The Zombie Diaries (Movie Review)
“The Zombie Diaries” is a bird’s eye view of the events during and after an apocalyptic viral outbreak. We have three separate groups we’re following throughout; “The Outbreak”, “The Scavengers”, and “The Survivors”.
With our first group we follow a film crew as they set off into the countryside to film a documentary on the outbreak. In “The Scavengers” we watch a group of three people a month after the outbreak as they simply try and exist. In “The Survivors”, we come across a large group of people gathered together for safety and trying to work a plan to keep themselves safe to build a strong hold.
This all sounds magnificent in theory; post zombie apocalypse, rebuilding, surviving. In actuality, this could have indeed been the case. With little to no character development involved in the movie and too much cinema verite shaky cam, it was nearly impossible to keep up with which group you were watching or what was going on. We are thrown into each group rather abruptly with nothing but a brief exposition as to what they’re doing. For the two smaller groups, this pretty much kills any cohesiveness to the story. Only with the larger group do we actually get some meat to bite into as far as characters and story go. The leader of the farm has some smart touches written for her; insisting that everybody wash their hands before they go in, disinfecting your shoes in bleach poured on the ground before entering the house to prevent the virus from being tracked in. She even keeps a small but believable knot of survivors around here. At one point in “The Survivors” focus, we see one of the farm tenants panic at the sound of movement in the brush and begin shooting blindly. Upon closer inspection we find that she’s shot two uninfected people. She runs off screaming, the weight of what she’s done is allowed to sink in to us the viewer. But…they never do anything else about it. Do we see what they do to her for killing two innocent people? Do they let her go? Do they forget about it? Your guess is as good as mine.
It’s this lack of character depth that makes it nearly impossible to care about what happens to anybody in this movie. There is nobody to root for, no emotional connection, and barely any physical recollection to them. The first hand mock-u-mentary style horror film as been done to death now, and it does work. It should even lend itself to the zombie genre quite well. With “Zombie Diaries” it works for the most part but manages to destroy any tension or atmosphere that it has built as soon as any action starts. The camera shakes so much that you simply can’t see what is going on every time a zombie appears on screen. When one of the scavengers yells to his cohorts “Oh shit, I think I saw something over there”, the camera soon begins shaking so violently that you cannot focus on anything in the shot to see if he did in fact see something. I do understand that you’re going for realism and cameras shake when you run. This is great for realism, but hard to watch as a viewer. When we can’t focus or make out anything that is happening on screen, it soon becomes pointless.

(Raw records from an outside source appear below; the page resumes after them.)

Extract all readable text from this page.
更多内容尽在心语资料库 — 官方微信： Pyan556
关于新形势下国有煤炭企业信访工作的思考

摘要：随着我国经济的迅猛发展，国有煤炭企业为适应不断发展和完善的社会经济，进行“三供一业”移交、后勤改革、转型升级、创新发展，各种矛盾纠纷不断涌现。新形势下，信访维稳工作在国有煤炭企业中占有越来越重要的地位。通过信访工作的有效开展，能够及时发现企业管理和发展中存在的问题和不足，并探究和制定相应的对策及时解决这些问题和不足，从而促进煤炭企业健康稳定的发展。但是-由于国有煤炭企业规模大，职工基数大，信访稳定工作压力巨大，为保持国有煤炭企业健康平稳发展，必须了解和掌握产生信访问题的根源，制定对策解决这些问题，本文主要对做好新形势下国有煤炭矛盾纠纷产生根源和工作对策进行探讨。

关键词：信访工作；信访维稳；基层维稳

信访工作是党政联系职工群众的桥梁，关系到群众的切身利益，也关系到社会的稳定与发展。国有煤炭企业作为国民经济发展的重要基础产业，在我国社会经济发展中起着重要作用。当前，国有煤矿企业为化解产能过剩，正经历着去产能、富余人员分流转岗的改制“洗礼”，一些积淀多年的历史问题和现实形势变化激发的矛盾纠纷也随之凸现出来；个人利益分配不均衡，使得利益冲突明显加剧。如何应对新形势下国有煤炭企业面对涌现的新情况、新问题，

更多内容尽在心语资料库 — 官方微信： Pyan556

Aside from these two main issues, “Zombie Diaries” is completely standard and does nothing to elevate itself over the rest of the zombie movies that choke the shelves of video stores everywhere. In fact, there is so little zombie mayhem in this movie it’s rather boring. Nothing but strung together scenes of people talking and smoking with the occasional zombie staggering through a cornfield. I had high hopes; unfortunately those hopes are left unfulfilled.